Homilia Dominical – Mt 9,36-10,8

Por Pe. Romeu Ferreira

Evangelho de Domingo | 14.06.2026

A) Texto: Mt 9,36-10,8

Naquele tempo, 36vendo Jesus as multidões, compadeceu-se delas, porque estavam cansadas e abatidas como ovelhas que não têm pastor.
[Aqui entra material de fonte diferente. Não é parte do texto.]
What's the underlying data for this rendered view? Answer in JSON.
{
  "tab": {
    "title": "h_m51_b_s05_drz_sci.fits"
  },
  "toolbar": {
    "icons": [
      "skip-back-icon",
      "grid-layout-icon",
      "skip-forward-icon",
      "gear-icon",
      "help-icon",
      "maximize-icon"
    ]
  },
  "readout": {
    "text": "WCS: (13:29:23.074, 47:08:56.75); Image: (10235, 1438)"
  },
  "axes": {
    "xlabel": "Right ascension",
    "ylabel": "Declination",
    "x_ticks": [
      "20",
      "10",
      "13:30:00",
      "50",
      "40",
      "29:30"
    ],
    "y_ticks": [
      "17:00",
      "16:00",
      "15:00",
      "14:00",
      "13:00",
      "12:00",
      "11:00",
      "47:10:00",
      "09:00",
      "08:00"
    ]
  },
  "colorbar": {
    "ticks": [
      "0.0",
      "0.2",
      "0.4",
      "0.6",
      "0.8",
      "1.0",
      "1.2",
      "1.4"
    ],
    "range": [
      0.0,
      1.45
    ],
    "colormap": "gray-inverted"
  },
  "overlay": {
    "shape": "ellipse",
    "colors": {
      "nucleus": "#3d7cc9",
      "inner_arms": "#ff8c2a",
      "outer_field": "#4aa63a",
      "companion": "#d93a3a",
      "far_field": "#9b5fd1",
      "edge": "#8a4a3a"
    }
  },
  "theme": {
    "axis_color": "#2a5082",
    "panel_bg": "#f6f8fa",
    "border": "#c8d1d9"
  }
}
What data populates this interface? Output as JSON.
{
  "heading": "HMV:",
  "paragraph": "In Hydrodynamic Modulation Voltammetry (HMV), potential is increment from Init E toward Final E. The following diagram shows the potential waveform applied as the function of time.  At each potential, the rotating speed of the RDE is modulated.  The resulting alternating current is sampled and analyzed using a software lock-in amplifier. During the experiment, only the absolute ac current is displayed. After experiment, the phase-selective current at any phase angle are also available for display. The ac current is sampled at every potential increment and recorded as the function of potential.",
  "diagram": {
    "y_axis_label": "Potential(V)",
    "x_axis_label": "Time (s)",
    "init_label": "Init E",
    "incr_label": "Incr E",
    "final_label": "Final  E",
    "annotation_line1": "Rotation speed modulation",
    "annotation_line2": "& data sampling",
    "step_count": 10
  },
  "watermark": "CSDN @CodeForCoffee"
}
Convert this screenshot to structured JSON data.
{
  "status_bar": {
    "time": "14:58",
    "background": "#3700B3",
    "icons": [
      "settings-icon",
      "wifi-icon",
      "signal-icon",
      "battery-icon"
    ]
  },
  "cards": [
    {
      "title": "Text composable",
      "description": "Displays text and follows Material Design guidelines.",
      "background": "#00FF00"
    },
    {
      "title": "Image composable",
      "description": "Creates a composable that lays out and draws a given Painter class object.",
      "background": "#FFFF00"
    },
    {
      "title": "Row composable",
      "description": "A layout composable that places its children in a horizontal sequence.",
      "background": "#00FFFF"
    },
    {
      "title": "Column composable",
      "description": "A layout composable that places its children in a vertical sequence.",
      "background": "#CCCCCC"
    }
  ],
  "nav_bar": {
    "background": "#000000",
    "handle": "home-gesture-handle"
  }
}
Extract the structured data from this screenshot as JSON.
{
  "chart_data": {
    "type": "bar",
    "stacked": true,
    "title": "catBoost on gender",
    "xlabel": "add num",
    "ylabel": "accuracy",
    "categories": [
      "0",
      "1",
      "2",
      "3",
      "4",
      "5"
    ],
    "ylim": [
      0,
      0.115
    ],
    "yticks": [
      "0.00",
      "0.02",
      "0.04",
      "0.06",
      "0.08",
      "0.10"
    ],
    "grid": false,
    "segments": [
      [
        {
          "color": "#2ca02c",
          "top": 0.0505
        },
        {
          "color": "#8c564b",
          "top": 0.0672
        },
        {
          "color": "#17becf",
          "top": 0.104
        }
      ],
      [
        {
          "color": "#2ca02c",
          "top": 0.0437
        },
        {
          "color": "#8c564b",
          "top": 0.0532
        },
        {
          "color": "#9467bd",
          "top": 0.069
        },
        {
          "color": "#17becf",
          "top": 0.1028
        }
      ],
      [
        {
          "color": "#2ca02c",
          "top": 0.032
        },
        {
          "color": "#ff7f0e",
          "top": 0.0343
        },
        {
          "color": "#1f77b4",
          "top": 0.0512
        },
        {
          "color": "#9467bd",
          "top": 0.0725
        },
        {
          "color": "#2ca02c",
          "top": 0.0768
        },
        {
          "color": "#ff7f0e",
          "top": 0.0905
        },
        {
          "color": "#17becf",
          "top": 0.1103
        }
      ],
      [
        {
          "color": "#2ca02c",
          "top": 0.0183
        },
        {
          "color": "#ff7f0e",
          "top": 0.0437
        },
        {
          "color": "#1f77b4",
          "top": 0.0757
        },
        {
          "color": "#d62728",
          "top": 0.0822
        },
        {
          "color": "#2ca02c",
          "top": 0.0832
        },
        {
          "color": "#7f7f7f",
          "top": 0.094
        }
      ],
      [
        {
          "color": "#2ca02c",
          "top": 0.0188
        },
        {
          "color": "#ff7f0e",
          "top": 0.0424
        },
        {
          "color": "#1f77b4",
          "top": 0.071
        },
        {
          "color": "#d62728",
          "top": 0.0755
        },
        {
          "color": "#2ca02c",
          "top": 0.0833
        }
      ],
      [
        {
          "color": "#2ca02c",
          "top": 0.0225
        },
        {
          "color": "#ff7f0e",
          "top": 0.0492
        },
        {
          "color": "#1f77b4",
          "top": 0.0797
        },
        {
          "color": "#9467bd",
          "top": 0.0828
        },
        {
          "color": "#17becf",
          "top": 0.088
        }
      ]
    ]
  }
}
Então disse a seus discípulos: 37“A messe é grande, mas os trabalhadores são poucos. 38Pedi, pois, ao dono da messe que envie trabalhadores para a sua colheita!” 10,1Jesus chamou os doze discípulos e deu-lhes poder para expulsarem os espíritos maus e para curarem todo tipo de doença e enfermidade. 2Estes são os nomes dos doze apóstolos: primeiro, Simão, chamado Pedro, e André, seu irmão; Tiago, filho de Zebedeu, e seu irmão João; 3Filipe e Bartolomeu; Tomé e Mateus, o cobrador de impostos; Tiago, filho de Alfeu, e Tadeu; 4Simão, o zelota, e Judas Iscariotes, que foi o traidor de Jesus. 5Jesus enviou esses doze com as seguintes recomendações: “Não deveis ir aonde moram os pagãos nem entrar nas cidades dos samaritanos! 6Ide, antes, às ovelhas perdidas da casa de Israel! 7 Em vosso caminho, anunciai: ‘O reino dos céus está próximo’. 8Curai os doentes, ressuscitai os mortos, purificai os leprosos, expulsai os demônios. De graça recebestes, de graça deveis dar!”

B) Comentário:

Mateus apresenta seu programa evangélico em cinco partes: discursos, indicando a importância da obra, como a da “Torá hebraica”, que é de cinco livros, o Pentateuco; a Lei de Deus a seu povo. O capítulo 10 de Mateus trata do discurso apostólico, a missão dos “doze” apóstolos; imagem das 12 tribos: constituição do Povo eleito.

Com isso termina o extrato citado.